As they were about to turn out into the Morteyn road, where the forest ended, Jack suddenly checked the horse and rose to his feet.

"What is it?" asked Lorraine. "Oh, I see! Oh, look!"

The Morteyn road was filled with infantry, solid, plodding columns, pressing fast towards the west. The fields, too, were black with men, engineers, weighted down with their heavy equipments, resting in long double rows, eyes vacant, heads bent. Above the thickets of rifles sweeping past, mounted officers sat in their saddles, as though carried along on the surface of the serried tide. Standards fringed with gold slanted in the last rays of the sun, sabres glimmered, curving upward from the thronged rifles, and over all sounded the shuffle, shuffle of worn shoes in the dust, a mournful, monotonous cadence, a hopeless measure, whose burden was despair, whose beat was the rhythm of breaking hearts.

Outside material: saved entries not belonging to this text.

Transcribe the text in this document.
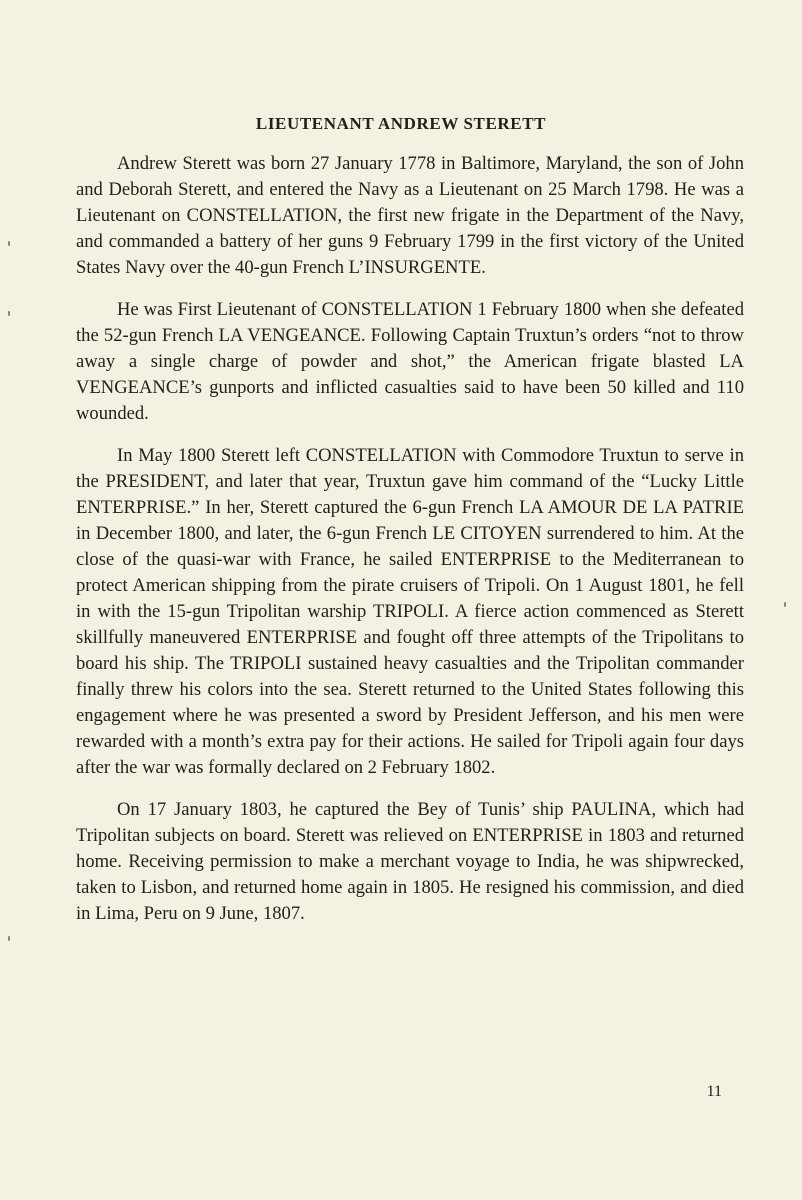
LIEUTENANT ANDREW STERETT

Andrew Sterett was born 27 January 1778 in Baltimore, Maryland, the son of John and Deborah Sterett, and entered the Navy as a Lieutenant on 25 March 1798. He was a Lieutenant on CONSTELLATION, the first new frigate in the Department of the Navy, and commanded a battery of her guns 9 February 1799 in the first victory of the United States Navy over the 40-gun French L’INSURGENTE.

He was First Lieutenant of CONSTELLATION 1 February 1800 when she defeated the 52-gun French LA VENGEANCE. Following Captain Truxtun’s orders “not to throw away a single charge of powder and shot,” the American frigate blasted LA VENGEANCE’s gunports and inflicted casualties said to have been 50 killed and 110 wounded.

In May 1800 Sterett left CONSTELLATION with Commodore Truxtun to serve in the PRESIDENT, and later that year, Truxtun gave him command of the “Lucky Little ENTERPRISE.” In her, Sterett captured the 6-gun French LA AMOUR DE LA PATRIE in December 1800, and later, the 6-gun French LE CITOYEN surrendered to him. At the close of the quasi-war with France, he sailed ENTERPRISE to the Mediterranean to protect American shipping from the pirate cruisers of Tripoli. On 1 August 1801, he fell in with the 15-gun Tripolitan warship TRIPOLI. A fierce action commenced as Sterett skillfully maneuvered ENTERPRISE and fought off three attempts of the Tripolitans to board his ship. The TRIPOLI sustained heavy casualties and the Tripolitan commander finally threw his colors into the sea. Sterett returned to the United States following this engagement where he was presented a sword by President Jefferson, and his men were rewarded with a month’s extra pay for their actions. He sailed for Tripoli again four days after the war was formally declared on 2 February 1802.

On 17 January 1803, he captured the Bey of Tunis’ ship PAULINA, which had Tripolitan subjects on board. Sterett was relieved on ENTERPRISE in 1803 and returned home. Receiving permission to make a merchant voyage to India, he was shipwrecked, taken to Lisbon, and returned home again in 1805. He resigned his commission, and died in Lima, Peru on 9 June, 1807.

11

Oh, but it cut Lorraine to see their boyish faces, dusty, gaunt, hollow-eyed, turn to her and turn away without a change, without a shade of expression. The mask of blank apathy stamped on every visage almost terrified her. On they came, on, on, and still on, under a forest of shining rifles. A convoy of munitions crowded in the rear of the column, surrounded by troopers of the train-des-equipages; then followed more infantry, then cavalry, dragoons, who sat listlessly in their high saddles, carbines bobbing on their broad backs, whalebone plumes matted with dust.